Networks, identities, and workloads are the cloud resources that customers first come into interact with when using the cloud. Although the cloud provides flexibility, organizations still need to take security into key considerations and avoid sacrificing security for the sake of convenience. It is recommended to fully consider and consult on network planning and account system design, and perform effective detection and evaluation during the preparation phase of cloud migration. Alibaba Cloud provides best practice consulting for enterprise cloud migration. For enterprises migrating their businesses to Alibaba Cloud, it is hoped that business compliance and security can be guaranteed on the cloud while allowing for flexible business organization and expansion. Based on extensive customer practices, it has been found that making reasonable plans before migration can avoid repeated reconstructions of management methods and accelerate large-scale business migration to the cloud. Therefore, it is recommended that customers build a strong foundation for cloud migration, also called a Landing Zone.
Best practices for network architecture design
Based on a large number of network architecture designs and in combination with the characteristics of different industries' business and network requirements, Alibaba Cloud provides best practices for network architecture design. For example, best practices for enterprise-level cloud network partitioning and domain separation design, active-active disaster recovery network design, DMZ-VPC region design, east-west and VPC-VPC traffic isolation and control design, and hybrid cloud networking design.
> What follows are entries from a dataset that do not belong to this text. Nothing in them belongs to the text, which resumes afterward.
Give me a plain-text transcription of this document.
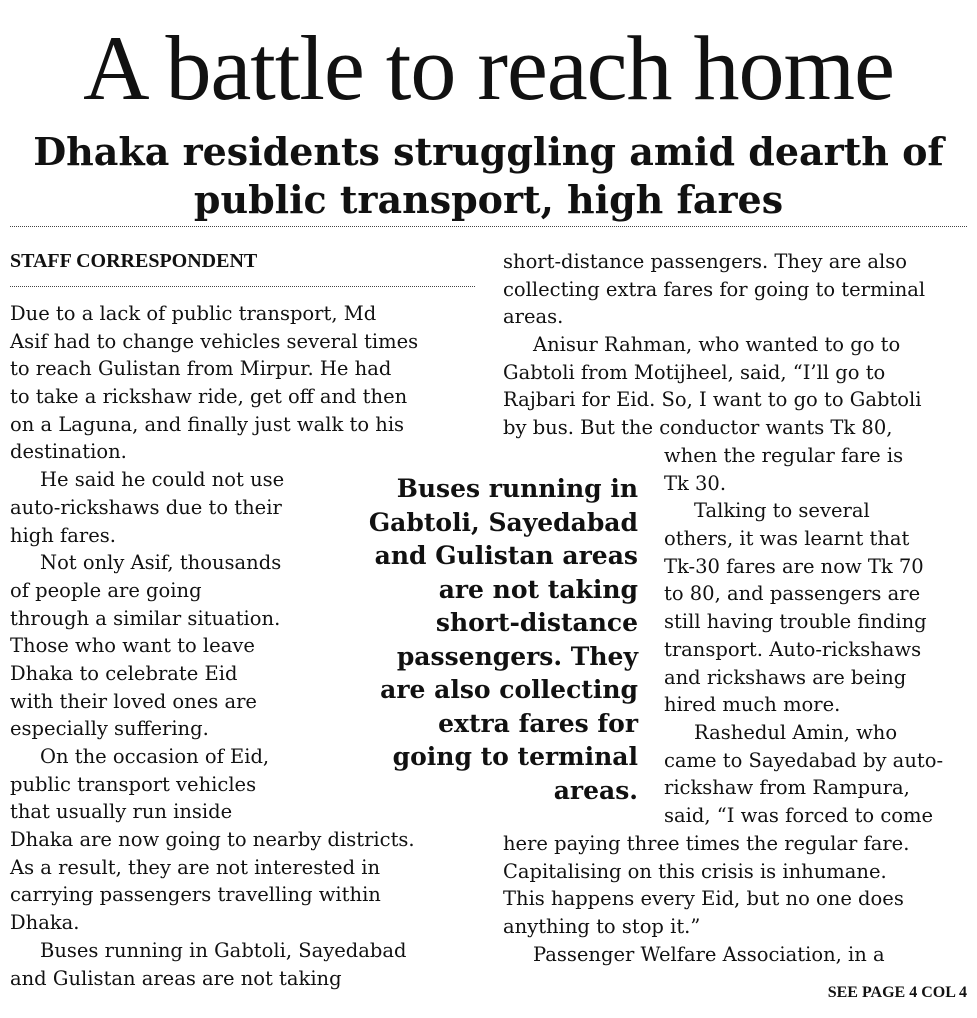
A battle to reach home
Dhaka residents struggling amid dearth of
public transport, high fares
STAFF CORRESPONDENT
Due to a lack of public transport, Md
Asif had to change vehicles several times
to reach Gulistan from Mirpur. He had
to take a rickshaw ride, get off and then
on a Laguna, and finally just walk to his
destination.
He said he could not use
auto-rickshaws due to their
high fares.
Not only Asif, thousands
of people are going
through a similar situation.
Those who want to leave
Dhaka to celebrate Eid
with their loved ones are
especially suffering.
On the occasion of Eid,
public transport vehicles
that usually run inside
Dhaka are now going to nearby districts.
As a result, they are not interested in
carrying passengers travelling within
Dhaka.
Buses running in Gabtoli, Sayedabad
and Gulistan areas are not taking
Buses running in
Gabtoli, Sayedabad
and Gulistan areas
are not taking
short-distance
passengers. They
are also collecting
extra fares for
going to terminal
areas.
short-distance passengers. They are also
collecting extra fares for going to terminal
areas.
Anisur Rahman, who wanted to go to
Gabtoli from Motijheel, said, “I’ll go to
Rajbari for Eid. So, I want to go to Gabtoli
by bus. But the conductor wants Tk 80,
when the regular fare is
Tk 30.
Talking to several
others, it was learnt that
Tk-30 fares are now Tk 70
to 80, and passengers are
still having trouble finding
transport. Auto-rickshaws
and rickshaws are being
hired much more.
Rashedul Amin, who
came to Sayedabad by auto-
rickshaw from Rampura,
said, “I was forced to come
here paying three times the regular fare.
Capitalising on this crisis is inhumane.
This happens every Eid, but no one does
anything to stop it.”
Passenger Welfare Association, in a
SEE PAGE 4 COL 4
For detailed explanations, refer to the relevant content in network security protection.
Best practices for identity management design
Based on the Landing Zone solution, Alibaba Cloud helps organizations design resource management and planning, account hierarchy, and account isolation solutions.
Resource planning
For large enterprises with strict business isolation requirements, different businesses must be deployed in different cloud accounts according to security requirements or industry regulatory requirements. Based on Alibaba Cloud best practices, it is recommended that enterprises use a multi-account architecture to manage cloud resources. A multi-account architecture helps enterprises achieve strong isolation to reduce blast radius, and also facilitates structured management, making it easier for businesses to scale.
Account structure design
The suggested accounts are as follows:
Enterprise management account: Used for multi-account management, this account enables resource directory in the account and constructs an account hierarchy for unified audit and management rules, which are then applied to all member accounts. This account is generally also the financial main account, and after establishing a financial association with other accounts, it is used for unified financial management of the organization.
Security account: Used for security teams in the organization, this account is used to configure related security services, such as web application firewalls (WAF) and cloud firewalls.
Log account: Aggregates logs from all member accounts for centralized archive and management.
Operations and maintenance (O&M) account: Deploys O&M-related tools, such as bastion hosts, unified monitoring platforms, enterprise cloud management platforms (CMP), and cloud-based asset management platforms (such as CMDB).
Shared services account: Used to deploy enterprise shared services, such as networking.
Business accounts: Used to deploy workloads, such as production accounts and development/test accounts.
Organizational structure and business isolation
Recommendations
Use Resource Directory in the enterprise management account to build an account hierarchy and invite other accounts as member accounts for unified management of multi-accounts.
Place core functionality accounts under the Core resource folder and business accounts under the Applications resource folder.
Organize business units based on business organization units to reflect the enterprise's organizational structure and management methods. Common organization units include branch offices, departments, products, etc.
Each business workload can be divided into test accounts and production accounts to isolate production and test environments.
Different resource groups can be used within an account to isolate application resources.
Centralize big data workloads within a big data account.
The external folder is used to hold accounts for ISVs. Whether it is needed or not depends on the actual business needs. Control policies and other guardrails can be applied to restrict operations on those accounts.
Best practices for workload architecture design
The architecture design for workloads should be considered from three aspects: workload protection, workload network design, and workload access control. For detailed design best practices, refer to the section on workload protection.